La rareza de no querer convencer a nadie
Tal vez la única forma de vivir en una democracia plena sea hacerse sordo al ruido y charlar siempre cara a cara
Voy a violar un poco la confidencialidad entre profesor y padre. En la última reunión, el tutor de mi hijo mencionó de pasada que el niño acepta con naturalidad las opiniones contrarias y no teme expresar las suyas, aunque los demás no estén de acuerdo. No trata de convencer a nadie de nada. Me sorprendió que sorprendiese lo que para mí era un rasgo normal del que ya estábamos sus padres al tanto. Por lo visto, el liberalismo dialéctico es una cosa muy rara a los ocho años, cuando no se concibe que a otro niño le pueda gustar el brócoli o le aburra el fútbol. Es tan raro, que algunos adultos no lo alcanzan jamás.
Sentí un orgullo sideral por mi heredero. Algo de culpa tendríamos sus padres, me dije.
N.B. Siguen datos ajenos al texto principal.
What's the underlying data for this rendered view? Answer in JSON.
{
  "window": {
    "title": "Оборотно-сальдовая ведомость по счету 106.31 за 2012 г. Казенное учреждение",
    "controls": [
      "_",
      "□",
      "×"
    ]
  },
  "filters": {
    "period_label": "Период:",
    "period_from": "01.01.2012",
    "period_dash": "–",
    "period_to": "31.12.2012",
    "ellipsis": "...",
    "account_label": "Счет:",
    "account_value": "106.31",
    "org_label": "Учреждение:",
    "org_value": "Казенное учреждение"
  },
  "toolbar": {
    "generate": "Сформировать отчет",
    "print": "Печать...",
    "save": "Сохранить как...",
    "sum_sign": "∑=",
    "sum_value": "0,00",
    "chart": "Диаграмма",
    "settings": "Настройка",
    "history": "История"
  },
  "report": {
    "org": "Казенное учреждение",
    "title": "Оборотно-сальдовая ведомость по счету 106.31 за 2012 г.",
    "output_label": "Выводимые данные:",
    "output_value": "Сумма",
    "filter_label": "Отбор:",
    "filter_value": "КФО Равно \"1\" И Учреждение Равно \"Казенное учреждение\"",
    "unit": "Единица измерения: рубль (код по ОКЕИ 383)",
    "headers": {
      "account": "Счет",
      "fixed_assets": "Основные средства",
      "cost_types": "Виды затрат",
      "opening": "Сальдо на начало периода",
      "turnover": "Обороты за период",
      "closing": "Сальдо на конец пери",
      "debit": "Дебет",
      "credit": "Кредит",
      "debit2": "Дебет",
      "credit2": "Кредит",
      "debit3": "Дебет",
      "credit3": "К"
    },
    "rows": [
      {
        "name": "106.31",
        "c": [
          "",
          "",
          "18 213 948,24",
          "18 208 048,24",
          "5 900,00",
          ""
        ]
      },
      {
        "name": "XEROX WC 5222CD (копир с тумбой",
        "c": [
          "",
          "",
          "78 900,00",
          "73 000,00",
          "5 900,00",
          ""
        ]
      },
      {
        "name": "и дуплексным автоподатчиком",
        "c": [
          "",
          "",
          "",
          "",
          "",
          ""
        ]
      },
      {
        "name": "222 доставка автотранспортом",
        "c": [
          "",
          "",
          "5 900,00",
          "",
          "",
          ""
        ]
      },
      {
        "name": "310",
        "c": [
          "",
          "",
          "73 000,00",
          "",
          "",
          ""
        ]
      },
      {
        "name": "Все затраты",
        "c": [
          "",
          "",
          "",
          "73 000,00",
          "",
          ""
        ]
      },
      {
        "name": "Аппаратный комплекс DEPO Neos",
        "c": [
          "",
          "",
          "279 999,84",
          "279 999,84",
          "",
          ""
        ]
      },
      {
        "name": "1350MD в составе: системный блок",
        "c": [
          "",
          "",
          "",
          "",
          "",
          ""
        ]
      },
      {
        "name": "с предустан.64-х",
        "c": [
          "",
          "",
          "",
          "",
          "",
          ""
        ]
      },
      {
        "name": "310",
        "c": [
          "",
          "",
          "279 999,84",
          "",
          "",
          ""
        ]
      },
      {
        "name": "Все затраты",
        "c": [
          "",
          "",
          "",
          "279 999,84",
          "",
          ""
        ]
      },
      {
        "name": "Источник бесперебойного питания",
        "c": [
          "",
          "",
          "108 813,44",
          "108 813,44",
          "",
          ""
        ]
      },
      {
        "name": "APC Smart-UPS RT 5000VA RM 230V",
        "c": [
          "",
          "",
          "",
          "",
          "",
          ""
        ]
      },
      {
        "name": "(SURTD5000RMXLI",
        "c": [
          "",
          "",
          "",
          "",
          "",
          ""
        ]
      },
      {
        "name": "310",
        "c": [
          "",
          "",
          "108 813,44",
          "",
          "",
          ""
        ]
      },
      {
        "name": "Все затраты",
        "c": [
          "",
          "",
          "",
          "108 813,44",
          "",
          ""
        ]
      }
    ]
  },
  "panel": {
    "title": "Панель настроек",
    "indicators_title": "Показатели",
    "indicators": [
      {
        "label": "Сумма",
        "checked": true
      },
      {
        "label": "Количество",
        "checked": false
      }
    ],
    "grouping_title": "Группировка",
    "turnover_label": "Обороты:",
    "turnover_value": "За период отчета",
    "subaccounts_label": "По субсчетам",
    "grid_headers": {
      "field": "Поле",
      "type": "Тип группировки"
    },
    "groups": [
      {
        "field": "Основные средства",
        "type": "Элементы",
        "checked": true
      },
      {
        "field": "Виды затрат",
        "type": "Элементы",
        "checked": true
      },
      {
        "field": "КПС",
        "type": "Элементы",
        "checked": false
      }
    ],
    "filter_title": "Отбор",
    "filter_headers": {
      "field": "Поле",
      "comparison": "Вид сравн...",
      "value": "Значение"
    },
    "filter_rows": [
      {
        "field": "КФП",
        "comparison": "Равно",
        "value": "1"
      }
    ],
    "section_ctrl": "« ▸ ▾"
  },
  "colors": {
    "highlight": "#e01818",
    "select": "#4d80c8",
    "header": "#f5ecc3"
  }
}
Repasé algunas causas: asiste a sobremesas entre su madre y yo en las que debatimos desde el desacuerdo sin enfadarnos y siempre hemos escuchado sus juicios sin despreciarlos. Incluso nos ha acompañado a votar y ha comprobado que votábamos a partidos distintos, pero creo que importa más lo que no ve que lo que ve. Nunca se asoma a la tele en abierto, siempre escoge los dibujos y las películas que quiere, por lo que no reconocería a Belén Esteban si se la cruzase por la calle, ni seguramente a Pedro Sánchez. Apenas ha entrevisto a los diputados diciéndose burradas en el pleno y, como no nos gusta el fútbol, no está acostumbrado a la gente enfadada por un penalti. Tampoco sabe nada de las carretadas de insultos que su padre recibe por Twitter cada vez que publica una columna.
Tal vez la única forma de vivir en una democracia plena, como la que ha construido mi hijo en su pequeño mundo, sea hacerse sordo a todo ese ruido y charlar siempre cara a cara.